La mémoire des vaincusMichel Ragon

La mémoire des vaincus

Réédition Livre de Poche

p.331-332 : « C’est ainsi qu’au mois de janvier apparut au Libertaire un revenant. Un vrai revenant. Un Lazare en personne. Un vieillard au teint cireux, aux cheveux blancs comme du plâtre. Un revenant de l’anarchie terroriste du temps de la bande à Bonnot. Fred n’avait jamais entendu parler de cet homme, mais les militants le recevaient avec affection et prévenance. May Picqueray dit à Fred qu’il s’agissait de Marius Jacob, condamné au bagne à perpétuité en 1905. Marius Jacob avait passé neuf années au cachot en Guyane, les fers aux pieds. Il y avait subi quinze ans de régime cellulaire, tenté dix-neuf évasions. Ce vieillard entrait dans sa cinquantième année. Depuis plus de vingt-cinq ans, il n’avait pas marché dans une rue, seulement dialogué avec des co-détenus. Libéré à la suite d’une réduction de peine, il découvrait un Paris qui n’était plus le sien. Des tramways remplaçaient les voitures à chevaux. Il ne connaissait plus personne et plus personne ne le connaissait. Seul lien avec son passé : Le Libertaire. Il y apprenait que tous ses amis étaient morts, que la CGT marxisée laminait les anarcho-syndicalistes, qu’en Russie les bolcheviks décimaient les anarchistes. Il restait assis, anéanti, ses yeux noirs, encore plus noirs dans la pâleur de son visage buriné, fixant avec intensité les hommes et les femmes qui l’entouraient. Personne ne l’avait approché du temps où ses cambriolages rocambolesques lui valurent d’inspirer les aventures d’Arsène Lupin, personnage de fiction aujourd’hui plus célèbre que son modèle. Le monde qu’il découvrait était un monde fou, aussi fou que celui des gardes-chiourme de Cayenne. Au bagne, il avait étudié le droit. Le droit ? Comme s’il existait d’autre droit que celui du plus fort, du plus riche, du plus beau ! On garda Marius Jacob, vissé sur sa chaise, jusqu’à tard dans la nuit. Il ne voulait plus s’en aller. Il ne voulait plus aller nulle part. en désespoir de cause, on lui fit un lit de camp au milieu des piles de journaux. Et il resta seul à dormir dans le local désert. »

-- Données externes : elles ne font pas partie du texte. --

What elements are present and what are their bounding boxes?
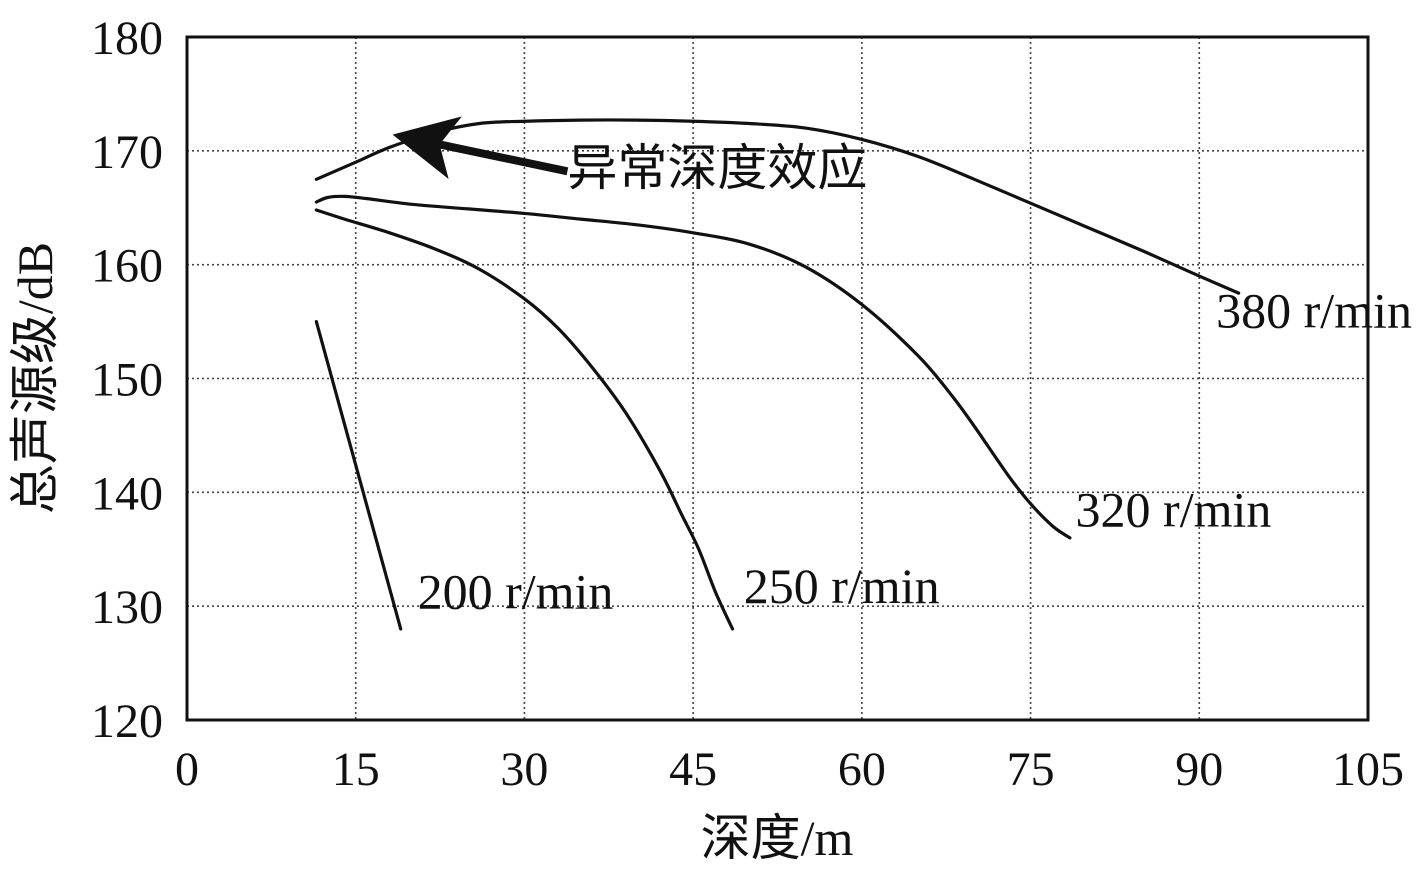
y-axis-title: 总声源级/dB	[7, 242, 63, 514]
gridlines	[187, 37, 1368, 720]
series-line-320-r-min	[314, 194, 1072, 540]
annotation-arrow	[392, 116, 569, 180]
tick-labels: 0 15 30 45 60 75 90 105 120 130 140 150 160 170 180	[91, 12, 1404, 796]
x-tick-label: 90	[1175, 743, 1223, 796]
plot-frame	[185, 35, 1370, 722]
x-tick-label: 0	[175, 743, 199, 796]
y-tick-label: 150	[91, 354, 163, 407]
x-tick-label: 75	[1007, 743, 1055, 796]
y-tick-label: 140	[91, 467, 163, 520]
y-tick-label: 180	[91, 12, 163, 65]
x-tick-label: 45	[669, 743, 717, 796]
series-label-380-r-min: 380 r/min	[1216, 282, 1412, 338]
series-line-200-r-min	[314, 319, 403, 631]
x-tick-label: 30	[500, 743, 548, 796]
x-tick-label: 105	[1332, 743, 1404, 796]
y-tick-label: 170	[91, 126, 163, 179]
y-tick-label: 130	[91, 581, 163, 634]
x-tick-label: 60	[838, 743, 886, 796]
y-tick-label: 160	[91, 240, 163, 293]
series-label-250-r-min: 250 r/min	[744, 558, 940, 614]
series-label-200-r-min: 200 r/min	[418, 563, 614, 619]
series-labels: 380 r/min 320 r/min 250 r/min 200 r/min	[418, 282, 1412, 619]
x-axis-title: 深度/m	[701, 810, 854, 866]
series-line-250-r-min	[314, 208, 735, 631]
annotation-text: 异常深度效应	[567, 140, 867, 196]
y-tick-label: 120	[91, 695, 163, 748]
x-tick-label: 15	[332, 743, 380, 796]
annotation-layer: 异常深度效应	[392, 116, 867, 196]
series-lines	[314, 118, 1241, 631]
series-label-320-r-min: 320 r/min	[1076, 481, 1272, 537]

p.433 : Un soir, Fred rencontra dans les rues de Barcelone le vieux Marius Jacob, tout aussi désemparé que ce jour où il arriva au Libertaire après ses 25 ans de bagne. Accouru assister à la révolution anarchiste, il ne comprenait guère ce qui se passait. Effaré de découvrir que des anarchistes étaient devenus ministres, il s’en retourna très vite à Issoudun où il tenait un commerce de camelot ambulant, avec pour tout équipement un âne et un parapluie.

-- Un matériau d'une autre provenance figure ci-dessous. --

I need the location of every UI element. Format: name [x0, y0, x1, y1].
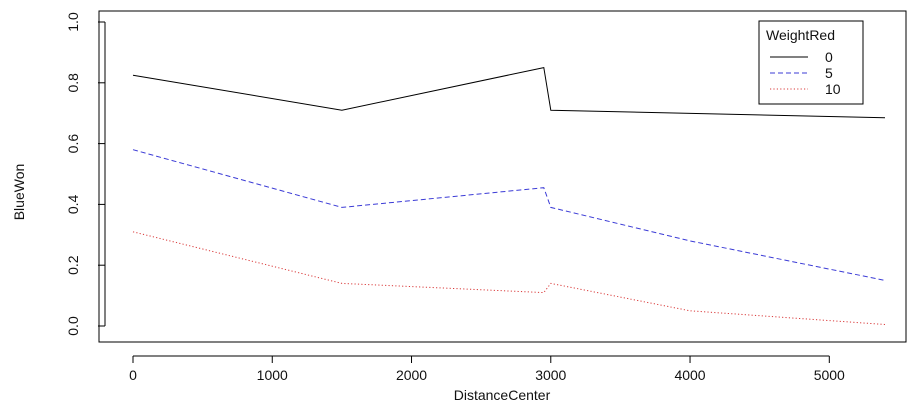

p. 518 : [La mort] de Marius Jacob lui semblait infiniment plus digne d’attention. Il me parla donc de Marius Jacob, de sa surprise lorsqu’il rencontra, voilà plus de vingt ans, ce bagnard libéré, échoué dans les bureaux du Libertaire ; ce Marius Jacob, fantôme des temps révolus de l’illégalisme et du terrorisme ; ce Marius Jacob devenu un paisible marchand forain. Septuagénaire, Marius Jacob considérant que la vie ne pouvait plus que lui apporter les misères de la vieillesse, réunit neuf gosses de son village, leur offrit un bon goûter ; puit rangea son linge, fit son ménage, laissa deux bouteilles de rosé pour les copains, alluma un feu dont il vérifia qu’il dégageait bien du gaz carbonique et se piqua à la morphine.

Fred rapprochait ces deux morts, celle du bagnard et celle du dictateur [Staline]. La mort volontaire du premier, digne de celle de Socrate et la fin de l’autre, qui n’était pas une fin puisqu’on allait l’embaumer dans un cercueil de verre et l’installer dans le mausolée de la Place Rouge, près de Lénine qui, aux enfers, se reculait d’effroi.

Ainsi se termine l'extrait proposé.